Brayben’s Elizabeth, the main character in this large ensemble cast, is in a somewhat hypnotized, trance-like state, stuck between her melancholic reality and another world. When she sings, one can hear the emotional baggage that Elizabeth carries. Obianyo is also compelling as Marianne, Nick and Elizabeth’s adopted daughter who has almost lost hope after her father tries to marry her off to Mr. Perry (Sidney Kean). She gives a subtle performance, although there are some enunciation problems when she sings.
McPherson, who also directs, masterfully stages the piece with precision. He artfully balances softer moments between characters with larger choreographed numbers, such as the bombastic “Duquesne Whistle,” sung by Harri. McPherson’s ensemble cast of nineteen inhabits a simple, abstract set (designed by Rae Smith) that seems to — as is described in “True Love Tends to Forget” — “drift into infinity.” Flat pieces of scenery, with black and white projections, deftly mark each location.

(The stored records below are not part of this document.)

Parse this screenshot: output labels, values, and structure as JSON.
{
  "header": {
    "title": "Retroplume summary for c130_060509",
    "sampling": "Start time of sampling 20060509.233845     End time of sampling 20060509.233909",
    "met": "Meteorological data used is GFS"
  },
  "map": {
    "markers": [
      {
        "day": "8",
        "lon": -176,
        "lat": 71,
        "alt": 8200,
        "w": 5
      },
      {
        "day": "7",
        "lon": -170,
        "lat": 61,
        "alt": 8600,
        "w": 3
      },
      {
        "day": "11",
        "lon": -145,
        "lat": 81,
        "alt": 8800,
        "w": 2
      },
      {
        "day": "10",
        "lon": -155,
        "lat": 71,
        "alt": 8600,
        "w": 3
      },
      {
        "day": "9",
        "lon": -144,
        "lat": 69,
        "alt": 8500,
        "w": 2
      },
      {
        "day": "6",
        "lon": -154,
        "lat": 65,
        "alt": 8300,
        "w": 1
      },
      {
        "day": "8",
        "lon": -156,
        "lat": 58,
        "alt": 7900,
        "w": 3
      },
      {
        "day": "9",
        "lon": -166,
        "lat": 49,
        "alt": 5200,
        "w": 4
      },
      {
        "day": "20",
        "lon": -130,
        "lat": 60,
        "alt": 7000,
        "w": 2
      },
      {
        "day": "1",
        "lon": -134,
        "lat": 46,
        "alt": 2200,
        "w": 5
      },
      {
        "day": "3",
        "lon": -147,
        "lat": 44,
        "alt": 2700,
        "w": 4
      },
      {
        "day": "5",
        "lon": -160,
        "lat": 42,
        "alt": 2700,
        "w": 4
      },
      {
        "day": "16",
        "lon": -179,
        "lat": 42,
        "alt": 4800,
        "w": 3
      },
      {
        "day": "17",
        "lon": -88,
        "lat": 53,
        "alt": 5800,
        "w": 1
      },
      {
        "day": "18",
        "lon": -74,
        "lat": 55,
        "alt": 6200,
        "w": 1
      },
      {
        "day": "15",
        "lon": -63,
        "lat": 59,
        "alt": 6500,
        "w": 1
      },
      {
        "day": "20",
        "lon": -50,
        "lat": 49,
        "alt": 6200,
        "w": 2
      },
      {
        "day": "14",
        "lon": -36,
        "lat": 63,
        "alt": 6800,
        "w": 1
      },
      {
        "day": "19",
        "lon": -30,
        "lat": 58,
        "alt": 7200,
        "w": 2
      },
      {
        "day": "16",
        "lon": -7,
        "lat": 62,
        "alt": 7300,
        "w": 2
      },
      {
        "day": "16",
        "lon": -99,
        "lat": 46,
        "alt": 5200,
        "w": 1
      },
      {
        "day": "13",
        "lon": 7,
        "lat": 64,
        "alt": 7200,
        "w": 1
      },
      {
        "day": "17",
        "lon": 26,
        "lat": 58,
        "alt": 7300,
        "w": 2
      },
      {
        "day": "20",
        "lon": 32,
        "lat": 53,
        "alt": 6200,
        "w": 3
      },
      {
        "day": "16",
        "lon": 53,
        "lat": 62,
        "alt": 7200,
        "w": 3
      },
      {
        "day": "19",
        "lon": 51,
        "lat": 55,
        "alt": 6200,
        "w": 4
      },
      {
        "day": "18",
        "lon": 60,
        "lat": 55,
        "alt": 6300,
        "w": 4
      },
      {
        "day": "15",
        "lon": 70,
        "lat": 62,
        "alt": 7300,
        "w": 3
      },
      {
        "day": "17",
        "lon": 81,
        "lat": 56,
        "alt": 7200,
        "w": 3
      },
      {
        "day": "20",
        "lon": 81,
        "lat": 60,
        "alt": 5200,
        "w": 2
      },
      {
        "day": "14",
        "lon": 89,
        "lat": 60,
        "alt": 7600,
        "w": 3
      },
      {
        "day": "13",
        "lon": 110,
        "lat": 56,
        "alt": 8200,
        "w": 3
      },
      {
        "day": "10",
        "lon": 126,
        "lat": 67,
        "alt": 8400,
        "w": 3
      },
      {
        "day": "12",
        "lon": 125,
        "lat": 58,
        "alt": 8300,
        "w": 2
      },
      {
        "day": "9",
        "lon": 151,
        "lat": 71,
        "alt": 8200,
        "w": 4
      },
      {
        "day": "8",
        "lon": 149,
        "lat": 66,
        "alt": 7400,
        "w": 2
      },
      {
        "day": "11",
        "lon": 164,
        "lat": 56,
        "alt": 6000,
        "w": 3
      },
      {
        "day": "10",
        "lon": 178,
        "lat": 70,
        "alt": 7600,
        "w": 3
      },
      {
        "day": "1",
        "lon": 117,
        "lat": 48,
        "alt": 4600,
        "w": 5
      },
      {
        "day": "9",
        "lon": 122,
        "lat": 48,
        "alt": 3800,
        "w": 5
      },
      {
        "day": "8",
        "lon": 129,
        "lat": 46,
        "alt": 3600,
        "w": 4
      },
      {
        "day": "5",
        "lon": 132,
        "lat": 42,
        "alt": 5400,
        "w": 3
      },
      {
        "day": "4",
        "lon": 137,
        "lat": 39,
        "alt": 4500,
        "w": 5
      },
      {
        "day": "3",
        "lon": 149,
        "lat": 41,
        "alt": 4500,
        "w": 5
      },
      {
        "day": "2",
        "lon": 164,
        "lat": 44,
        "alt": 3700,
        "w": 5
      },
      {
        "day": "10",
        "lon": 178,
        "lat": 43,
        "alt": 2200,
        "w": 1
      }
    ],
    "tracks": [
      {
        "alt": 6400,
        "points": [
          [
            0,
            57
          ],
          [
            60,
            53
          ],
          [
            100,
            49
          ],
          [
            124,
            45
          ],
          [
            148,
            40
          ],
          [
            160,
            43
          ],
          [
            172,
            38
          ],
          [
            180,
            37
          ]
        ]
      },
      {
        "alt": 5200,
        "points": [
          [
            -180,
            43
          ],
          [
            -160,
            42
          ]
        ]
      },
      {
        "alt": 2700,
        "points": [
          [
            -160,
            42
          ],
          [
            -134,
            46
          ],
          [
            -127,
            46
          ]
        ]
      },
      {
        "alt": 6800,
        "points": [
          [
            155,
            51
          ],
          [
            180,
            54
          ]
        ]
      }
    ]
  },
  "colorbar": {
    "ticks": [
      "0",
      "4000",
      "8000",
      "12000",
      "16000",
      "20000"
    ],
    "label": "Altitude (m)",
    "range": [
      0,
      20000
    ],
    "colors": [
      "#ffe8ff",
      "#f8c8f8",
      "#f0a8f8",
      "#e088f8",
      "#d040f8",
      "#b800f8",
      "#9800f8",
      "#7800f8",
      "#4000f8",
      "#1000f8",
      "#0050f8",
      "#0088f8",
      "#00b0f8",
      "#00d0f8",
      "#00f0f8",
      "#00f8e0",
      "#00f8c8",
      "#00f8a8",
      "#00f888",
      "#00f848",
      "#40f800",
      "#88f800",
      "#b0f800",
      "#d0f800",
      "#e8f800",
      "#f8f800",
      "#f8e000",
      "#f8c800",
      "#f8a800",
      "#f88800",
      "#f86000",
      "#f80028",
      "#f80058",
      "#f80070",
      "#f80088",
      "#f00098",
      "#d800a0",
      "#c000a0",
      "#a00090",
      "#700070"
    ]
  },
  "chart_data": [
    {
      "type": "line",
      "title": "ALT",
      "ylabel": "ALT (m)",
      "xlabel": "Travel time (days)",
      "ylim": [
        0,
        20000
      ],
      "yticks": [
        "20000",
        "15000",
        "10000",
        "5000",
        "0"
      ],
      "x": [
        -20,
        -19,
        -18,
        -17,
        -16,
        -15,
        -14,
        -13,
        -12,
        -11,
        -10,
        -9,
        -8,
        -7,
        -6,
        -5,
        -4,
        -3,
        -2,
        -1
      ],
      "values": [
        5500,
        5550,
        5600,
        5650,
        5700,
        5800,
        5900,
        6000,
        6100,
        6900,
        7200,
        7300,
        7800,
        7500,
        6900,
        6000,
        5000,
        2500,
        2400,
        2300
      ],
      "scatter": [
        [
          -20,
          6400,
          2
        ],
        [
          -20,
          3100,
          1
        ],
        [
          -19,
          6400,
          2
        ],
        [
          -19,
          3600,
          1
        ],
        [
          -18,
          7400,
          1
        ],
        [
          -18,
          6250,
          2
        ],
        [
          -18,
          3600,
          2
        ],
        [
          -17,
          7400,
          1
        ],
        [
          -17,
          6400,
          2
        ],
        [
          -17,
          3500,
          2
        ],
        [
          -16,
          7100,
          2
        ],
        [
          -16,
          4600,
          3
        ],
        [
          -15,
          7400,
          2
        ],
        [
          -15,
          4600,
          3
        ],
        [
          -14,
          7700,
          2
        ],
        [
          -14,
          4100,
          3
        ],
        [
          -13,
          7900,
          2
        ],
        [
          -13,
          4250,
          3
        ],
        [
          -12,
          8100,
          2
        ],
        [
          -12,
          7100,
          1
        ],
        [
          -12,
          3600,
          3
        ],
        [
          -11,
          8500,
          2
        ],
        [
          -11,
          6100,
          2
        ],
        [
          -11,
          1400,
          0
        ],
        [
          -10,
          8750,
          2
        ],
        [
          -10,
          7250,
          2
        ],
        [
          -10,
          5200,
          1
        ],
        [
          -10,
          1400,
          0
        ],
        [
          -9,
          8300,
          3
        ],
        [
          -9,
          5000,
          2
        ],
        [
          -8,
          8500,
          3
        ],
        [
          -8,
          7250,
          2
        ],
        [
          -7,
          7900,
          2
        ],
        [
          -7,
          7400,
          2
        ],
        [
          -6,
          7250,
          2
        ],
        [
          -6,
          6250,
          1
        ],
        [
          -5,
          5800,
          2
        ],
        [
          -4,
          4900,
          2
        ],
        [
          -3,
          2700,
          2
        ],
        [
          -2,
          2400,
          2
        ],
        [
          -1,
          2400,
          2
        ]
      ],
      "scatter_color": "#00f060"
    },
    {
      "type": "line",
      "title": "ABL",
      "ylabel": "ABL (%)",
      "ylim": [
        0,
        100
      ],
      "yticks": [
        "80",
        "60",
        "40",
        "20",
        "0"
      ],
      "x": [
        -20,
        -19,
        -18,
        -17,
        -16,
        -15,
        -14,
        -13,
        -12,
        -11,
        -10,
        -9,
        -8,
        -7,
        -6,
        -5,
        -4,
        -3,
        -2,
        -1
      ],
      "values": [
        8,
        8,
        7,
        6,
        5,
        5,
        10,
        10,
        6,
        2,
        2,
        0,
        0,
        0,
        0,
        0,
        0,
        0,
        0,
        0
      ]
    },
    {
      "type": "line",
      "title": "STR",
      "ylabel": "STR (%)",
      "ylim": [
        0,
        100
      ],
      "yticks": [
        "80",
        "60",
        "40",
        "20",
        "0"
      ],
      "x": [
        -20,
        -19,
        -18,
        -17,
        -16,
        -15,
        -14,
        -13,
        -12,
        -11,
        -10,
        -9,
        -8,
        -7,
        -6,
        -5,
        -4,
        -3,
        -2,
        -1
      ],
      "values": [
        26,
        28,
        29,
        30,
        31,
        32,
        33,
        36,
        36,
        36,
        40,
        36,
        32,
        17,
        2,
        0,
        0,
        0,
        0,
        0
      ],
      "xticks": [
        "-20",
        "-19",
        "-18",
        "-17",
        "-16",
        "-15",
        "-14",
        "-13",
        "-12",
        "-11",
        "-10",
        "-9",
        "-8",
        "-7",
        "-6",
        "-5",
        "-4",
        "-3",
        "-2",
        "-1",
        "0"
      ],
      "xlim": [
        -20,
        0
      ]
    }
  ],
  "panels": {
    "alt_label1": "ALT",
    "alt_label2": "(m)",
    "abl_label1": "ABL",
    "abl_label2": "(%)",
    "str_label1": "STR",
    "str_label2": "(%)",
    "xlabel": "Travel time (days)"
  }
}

Accompanying this is Mark Henderson’s understated lighting design, which sometimes is unfocused and makes it difficult to distinguish between which character is speaking.But you don’t come out of Girl From the North Country thinking about the lighting design. You come out of it marvelling at its utter beauty, a languid kind that can only be created by the marriage of talents by two incredible artists. It’s a piece that continues to reveal itself long after the last downbeat has disappeared. Perhaps that is the mark of art of the highest order.